Die am 27. Oktober 1971 geborene und seit 1988 beim beklagten Landkreis beschäftigte Klägerin wollte festgestellt haben, dass ihr in den Jahren 2008 und 2009 und damit schon vor der Vollendung ihres 40. Lebensjahres über den tariflich vorgesehenen Urlaub von 29 Arbeitstagen hinaus jeweils ein weiterer Urlaubstag zugestanden hat. Sie hat gemeint, die altersabhängige Staffelung der Urlaubsdauer in § 26 Abs. 1 Satz 2 TVöD verstoße gegen das Diskriminierungsverbot wegen des Alters. Das Arbeitsgericht hat ihrer Klage stattgegeben. Das Landesarbeitsgericht hat auf die Berufung des beklagten Landkreises das Urteil des Arbeitsgerichts abgeändert und die Klage abgewiesen.

Wie hat das Bundesarbeitsgericht entschieden?


Die Revision der Klägerin hatte vor dem Neunten Senat des Bundesarbeitsgerichts Erfolg und führte zur Wiederherstellung der Entscheidung des Arbeitsgerichts. Der Klägerin steht für die Jahre 2008 und 2009 jeweils ein weiterer Urlaubstag als Ersatzurlaub zu.

Nach § 7 Abs. 1 und Abs. 2 AGG in Verbindung mit. § 1 AGG dürfen Beschäftigte unter anderem nicht wegen ihres Alters benachteiligt werden, wobei eine unmittelbare Benachteiligung vorliegt, wenn eine Person wegen ihres Alters eine weniger günstige Behandlung erfährt, als eine andere Person in einer vergleichbaren Situation erfährt, erfahren hat oder erfahren würde.
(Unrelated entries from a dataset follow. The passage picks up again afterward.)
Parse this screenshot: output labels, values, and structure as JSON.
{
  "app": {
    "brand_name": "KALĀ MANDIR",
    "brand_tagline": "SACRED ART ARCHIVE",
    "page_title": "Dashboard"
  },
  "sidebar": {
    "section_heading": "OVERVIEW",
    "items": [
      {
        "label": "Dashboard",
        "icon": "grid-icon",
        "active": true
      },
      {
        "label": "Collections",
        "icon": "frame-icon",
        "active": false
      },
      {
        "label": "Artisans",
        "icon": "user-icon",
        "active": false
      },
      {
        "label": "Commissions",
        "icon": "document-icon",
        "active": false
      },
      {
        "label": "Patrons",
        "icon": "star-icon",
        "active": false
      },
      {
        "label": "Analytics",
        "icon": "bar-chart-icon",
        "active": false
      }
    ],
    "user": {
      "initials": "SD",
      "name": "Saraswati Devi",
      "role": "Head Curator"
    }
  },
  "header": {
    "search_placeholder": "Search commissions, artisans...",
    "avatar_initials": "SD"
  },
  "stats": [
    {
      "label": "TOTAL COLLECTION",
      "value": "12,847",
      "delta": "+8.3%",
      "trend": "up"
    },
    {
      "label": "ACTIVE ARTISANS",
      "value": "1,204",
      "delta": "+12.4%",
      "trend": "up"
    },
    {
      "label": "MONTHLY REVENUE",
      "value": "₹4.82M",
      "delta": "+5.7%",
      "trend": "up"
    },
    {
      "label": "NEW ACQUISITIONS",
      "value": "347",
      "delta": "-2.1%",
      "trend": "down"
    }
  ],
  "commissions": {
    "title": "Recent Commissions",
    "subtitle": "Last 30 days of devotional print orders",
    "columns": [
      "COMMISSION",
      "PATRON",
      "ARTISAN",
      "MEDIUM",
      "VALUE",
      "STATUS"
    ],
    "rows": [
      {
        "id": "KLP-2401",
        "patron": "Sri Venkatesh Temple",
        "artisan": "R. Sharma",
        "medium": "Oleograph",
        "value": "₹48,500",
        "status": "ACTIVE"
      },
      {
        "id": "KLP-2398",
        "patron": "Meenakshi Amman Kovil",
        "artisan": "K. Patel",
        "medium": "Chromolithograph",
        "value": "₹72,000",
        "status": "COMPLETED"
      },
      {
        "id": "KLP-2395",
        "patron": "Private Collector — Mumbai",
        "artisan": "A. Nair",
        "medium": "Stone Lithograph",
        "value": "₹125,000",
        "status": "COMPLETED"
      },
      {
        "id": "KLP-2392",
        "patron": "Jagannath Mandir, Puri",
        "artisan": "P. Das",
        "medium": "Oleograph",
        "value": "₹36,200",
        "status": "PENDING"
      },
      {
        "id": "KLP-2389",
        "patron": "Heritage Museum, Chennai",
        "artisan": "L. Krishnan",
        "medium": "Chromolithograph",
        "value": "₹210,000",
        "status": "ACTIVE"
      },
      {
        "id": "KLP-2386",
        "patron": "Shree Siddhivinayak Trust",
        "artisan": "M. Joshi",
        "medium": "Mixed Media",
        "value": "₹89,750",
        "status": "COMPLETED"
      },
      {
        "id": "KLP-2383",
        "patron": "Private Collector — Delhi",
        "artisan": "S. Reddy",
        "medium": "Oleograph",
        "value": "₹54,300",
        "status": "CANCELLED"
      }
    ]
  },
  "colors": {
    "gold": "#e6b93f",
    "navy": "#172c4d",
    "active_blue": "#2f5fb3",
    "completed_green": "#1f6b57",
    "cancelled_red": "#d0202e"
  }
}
§ 26 Abs. 1 Satz 2 des Tarifvertrags für den öffentlichen Dienst (TVöD) regelt, dass bei Verteilung der wöchentlichen Arbeitszeit auf fünf Tage in der Kalenderwoche der Urlaubsanspruch in jedem Kalenderjahr bis zum vollendeten 30. Lebensjahr 26 Arbeitstage, bis zum vollendeten 40. Lebensjahr 29 Arbeitstage und nach dem vollendeten 40. Lebensjahr 30 Arbeitstage beträgt. Gemäß § 26 Abs. 1 Satz 3 TVöD ist für die Berechnung der Urlaubsdauer das Lebensjahr maßgebend, das im Laufe des Kalenderjahres vollendet wird.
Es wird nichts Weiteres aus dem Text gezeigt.